Disclaimer: The views expressed within this article are entirely the author’s own and are not attributable to Wessex Scene as a whole.
President Donald J Trump’s presidency has thus far been dominated by accusations from his opponents of racism, misogyny, and of causing divisions in America. It would be very easy for armchair political observers to dismiss the 45th holder of the most powerful office on Earth as a racist, sexist, and demagogue. That is, if they engage in the lethargic mental process of confirmation bias, looking for verbal evidence that Donald Trump is these things. However, if we take a fleeting glance at the things this president has actually done in office, rather than just the decontextualised snippets of what he has said, a very different picture of the businessman and ex-reality TV star begins to emerge.
In December 2017 during his first year in office, Donald Trump signed into law the Tax Cuts and Jobs Act, which was the single most radical piece of tax reform in over thirty years. America’s Tax Foundation’s preliminary findings suggested that it would lead to a 1.7% increase in GDP, economic growth which would boost the federal budget by $1 trillion. Importantly, this law established Opportunity Zones (in which the average income is 37% below the State median), places identified as low-income communities across the nation. The Trump administration offered capital gains tax relief to investors in these communities, overwhelmingly identified as majority African American. Over the next eight years, these Zones are anticipated to benefit from $100 billion in private capital investment, improving the living standards of disadvantaged Americans of colour for generations. Donald Trump claimed during the presidential debates with his characteristically colourful language that inner-city minorities were ‘living in hell’. Subsequently, he promised to end the violence and bring back law and order, a promise on which he has delivered as president. Hillary Clinton’s response was one of empty words, accusing her rival of painting a ‘dire negative picture of black communities in our country’. Clinton promised bigger government in the form of one billion dollars to ‘better train police, [legislate]against racial profiling and [dismantle]the school-to-prison pipeline’. On the other hand, Trump promised, and delivered, on smaller government.
Trump holds White House event to celebrate six months since the passing of the Tax Cuts and Jobs Act.

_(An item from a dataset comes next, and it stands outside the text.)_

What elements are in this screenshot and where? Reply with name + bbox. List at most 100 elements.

On December 12, 2018, Trump signed an executive order which established the White House Opportunity and Revitalization Council. This focused on assisting ‘leaders, investors, and entrepreneurs’ in utilising the Opportunity Zone incentive to have maximum positive effect. Those on the Left like to view the black community in America as a homogeneous bloc with votes to be won. For instance, Clinton’s campaign suggested that young black voters were failing to support her simply because they were not reading her website, and Bette Midler made the outrageous suggestion that black Trump supporters were being paid to attend his rally. In contrast, Donald Trump has, amid a media blackout, overseen the lowest African American and Hispanic American unemployment on record. Furthermore, he has overseen the lowest female unemployment in 65 years, improving the lives of ordinary yet marginalised Americans with tangible change, rather than using communities to gain a moral high ground.
Trump is also accused of being a homophobe, and yet this year he became the first Republican president to mark Pride Month. Later at the Republican National Convention in Cleveland, Ohio, he announced that his ‘Administration has launched a global campaign to decriminalize homosexuality and invites all nations to join us in this effort’. We do not have to rely on Trump’s own words, though – his senior spokesman, Judd Deere, is a gay man whose outgoing boss, Sarah Huckabee Sanders, has said, ‘I focused on hiring the very best people, and that’s why I hired Judd. I am proud to have him on our team to help on LGBT issues as well as the many others in his portfolio’.
LGBT Trump supporters before a presidential debate in October 2016.
The president is called racist, but has worked tirelessly with Kim Kardashian West on his First Step Act and freeing prisoners convicted of nonviolent drug abuse crimes, a community crisis which disproportionately damages black communities. He has been called sexist, but would his daughter be such a ‘high level executive in his organization if he felt that way’, and would he be such an active supporter of equal workplace pay?
Trump’s words are inflammatory, even offensive at times. But he is making American lives good, and no unfounded accusation of being an [insert arbitrary slur here]will change that fact.